How do you predict teens' college plans? Universities have long struggled with that question before

"A flood of students unexpectedly accepted admission offers. A UC campus was caught off guard. Administrators scoured the files of the admitted and took a hard line on those who had failed to meet paperwork deadlines. They withdrew more than 500 offers, causing a furor.

The year was 2015, the campus Santa Cruz.

The storm that UC Irvine recently unleashed when it took a similar approach to overenrollment was unusual but hardly unheard of on the nation’s college campuses. Experts say the two UC cases and others like them at Temple University in Philadelphia and St. Mary’s College of Maryland underscore the vagaries of enrollment prediction — a discipline that aims to meld the science of data analysis with the guesswork of anticipating teenage whims." …

http://www.latimes.com/local/lanow/la-me-uc-enrollment-predict-20170807-story.html

A landscape of colleges that is growing extremely selective needs to change their formula and accept fewer students.
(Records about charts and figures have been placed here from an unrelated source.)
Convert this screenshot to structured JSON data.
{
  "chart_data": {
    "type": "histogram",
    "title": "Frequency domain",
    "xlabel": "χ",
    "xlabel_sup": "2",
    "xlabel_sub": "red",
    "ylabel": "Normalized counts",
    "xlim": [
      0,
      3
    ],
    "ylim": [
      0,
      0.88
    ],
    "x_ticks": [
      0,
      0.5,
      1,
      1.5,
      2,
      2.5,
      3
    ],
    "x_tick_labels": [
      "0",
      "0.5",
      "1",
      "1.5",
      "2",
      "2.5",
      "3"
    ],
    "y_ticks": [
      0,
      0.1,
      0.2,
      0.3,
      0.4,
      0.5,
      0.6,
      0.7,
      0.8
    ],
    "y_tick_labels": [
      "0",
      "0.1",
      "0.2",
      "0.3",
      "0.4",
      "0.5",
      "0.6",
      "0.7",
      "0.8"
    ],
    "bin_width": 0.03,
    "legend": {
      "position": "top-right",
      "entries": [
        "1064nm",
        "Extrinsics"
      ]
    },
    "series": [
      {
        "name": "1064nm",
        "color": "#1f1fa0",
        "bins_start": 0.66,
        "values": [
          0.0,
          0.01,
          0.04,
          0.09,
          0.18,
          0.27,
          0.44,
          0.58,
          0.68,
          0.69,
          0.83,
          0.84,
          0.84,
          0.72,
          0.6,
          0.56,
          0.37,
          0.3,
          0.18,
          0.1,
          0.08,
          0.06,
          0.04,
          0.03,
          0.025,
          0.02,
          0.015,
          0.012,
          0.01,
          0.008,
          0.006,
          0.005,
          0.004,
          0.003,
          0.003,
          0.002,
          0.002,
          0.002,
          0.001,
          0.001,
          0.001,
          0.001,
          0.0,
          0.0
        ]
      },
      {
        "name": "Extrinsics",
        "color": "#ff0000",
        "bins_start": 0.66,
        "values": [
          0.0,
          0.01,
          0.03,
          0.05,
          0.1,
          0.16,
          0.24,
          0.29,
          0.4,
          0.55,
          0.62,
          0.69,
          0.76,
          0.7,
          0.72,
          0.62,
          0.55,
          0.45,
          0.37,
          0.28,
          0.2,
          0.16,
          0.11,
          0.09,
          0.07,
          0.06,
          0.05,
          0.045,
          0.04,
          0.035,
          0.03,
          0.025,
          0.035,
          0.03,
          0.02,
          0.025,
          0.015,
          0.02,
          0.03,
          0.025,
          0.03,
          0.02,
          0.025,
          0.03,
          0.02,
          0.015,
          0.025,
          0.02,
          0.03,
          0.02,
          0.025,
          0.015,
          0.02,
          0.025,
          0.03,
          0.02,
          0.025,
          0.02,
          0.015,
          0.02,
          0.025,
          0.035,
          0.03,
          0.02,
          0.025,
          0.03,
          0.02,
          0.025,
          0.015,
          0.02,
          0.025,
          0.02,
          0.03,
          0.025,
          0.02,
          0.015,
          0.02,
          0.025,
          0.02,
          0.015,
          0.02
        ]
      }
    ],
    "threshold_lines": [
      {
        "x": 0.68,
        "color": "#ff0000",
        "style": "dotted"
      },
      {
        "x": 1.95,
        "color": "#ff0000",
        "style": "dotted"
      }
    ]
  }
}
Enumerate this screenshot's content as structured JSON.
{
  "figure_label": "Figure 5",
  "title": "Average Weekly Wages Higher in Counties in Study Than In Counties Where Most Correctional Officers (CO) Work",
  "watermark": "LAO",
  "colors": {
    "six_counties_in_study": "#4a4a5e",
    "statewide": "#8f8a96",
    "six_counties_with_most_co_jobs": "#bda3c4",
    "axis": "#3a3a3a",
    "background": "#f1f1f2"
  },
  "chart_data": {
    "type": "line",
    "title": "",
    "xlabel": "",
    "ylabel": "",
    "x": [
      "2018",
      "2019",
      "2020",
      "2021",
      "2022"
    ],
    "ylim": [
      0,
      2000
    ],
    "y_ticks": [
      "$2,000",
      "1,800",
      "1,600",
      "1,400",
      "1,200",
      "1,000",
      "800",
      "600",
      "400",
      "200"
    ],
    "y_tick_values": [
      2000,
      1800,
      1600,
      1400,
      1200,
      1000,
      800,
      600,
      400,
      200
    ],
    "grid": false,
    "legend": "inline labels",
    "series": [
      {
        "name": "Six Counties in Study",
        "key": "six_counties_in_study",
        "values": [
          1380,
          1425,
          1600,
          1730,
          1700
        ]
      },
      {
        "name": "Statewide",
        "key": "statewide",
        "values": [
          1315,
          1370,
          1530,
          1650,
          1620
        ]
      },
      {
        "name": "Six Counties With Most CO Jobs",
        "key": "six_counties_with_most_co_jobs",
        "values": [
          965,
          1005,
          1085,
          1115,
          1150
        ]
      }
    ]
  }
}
I don’t see why students should once again be punished for a college’s failure to plan. Colleges that are usually a backup are going to have higher yields now that top 20 schools are rejecting highly qualified students. They created this monster. It’s their job to fix it.

You can’t predict with real accuracy. What a 17 year old wants in September is not necessarily what they want 9 months later. What a parent is ready, willing and able to pay may change…things change, life happens. Ask any newly minted senior if they want to leave the state for college, many will say yes, but when push comes to shove, lots of those kids get cold feet. I guess you have to draw the line somewhere and these over enrolled schools picked paperwork deadlines as the line. Maybe they should have stuck to their deadlines in the first place, seems kind of cruel to recind an acceptance that never should have been given in the first place.

Perhaps limit the number of applications to 5. Use a point system like the UK that way you know exactly what schools you are qualified for and you can cut out the high reaches and the super safeties. Encourage kids to see other educational opportunities as viable. Set caps on the number of OOS students that any given state uni can accept and make that number no more than 20% OOS. Ensure families are notified of, need based financial aid merit and scholarship $ earlier in the application process, particularly the need based funding. I don’t know, I am not the professional!

We keep talking about how the admissions process is broken, someday someone is going to actually start working on fixing it, right?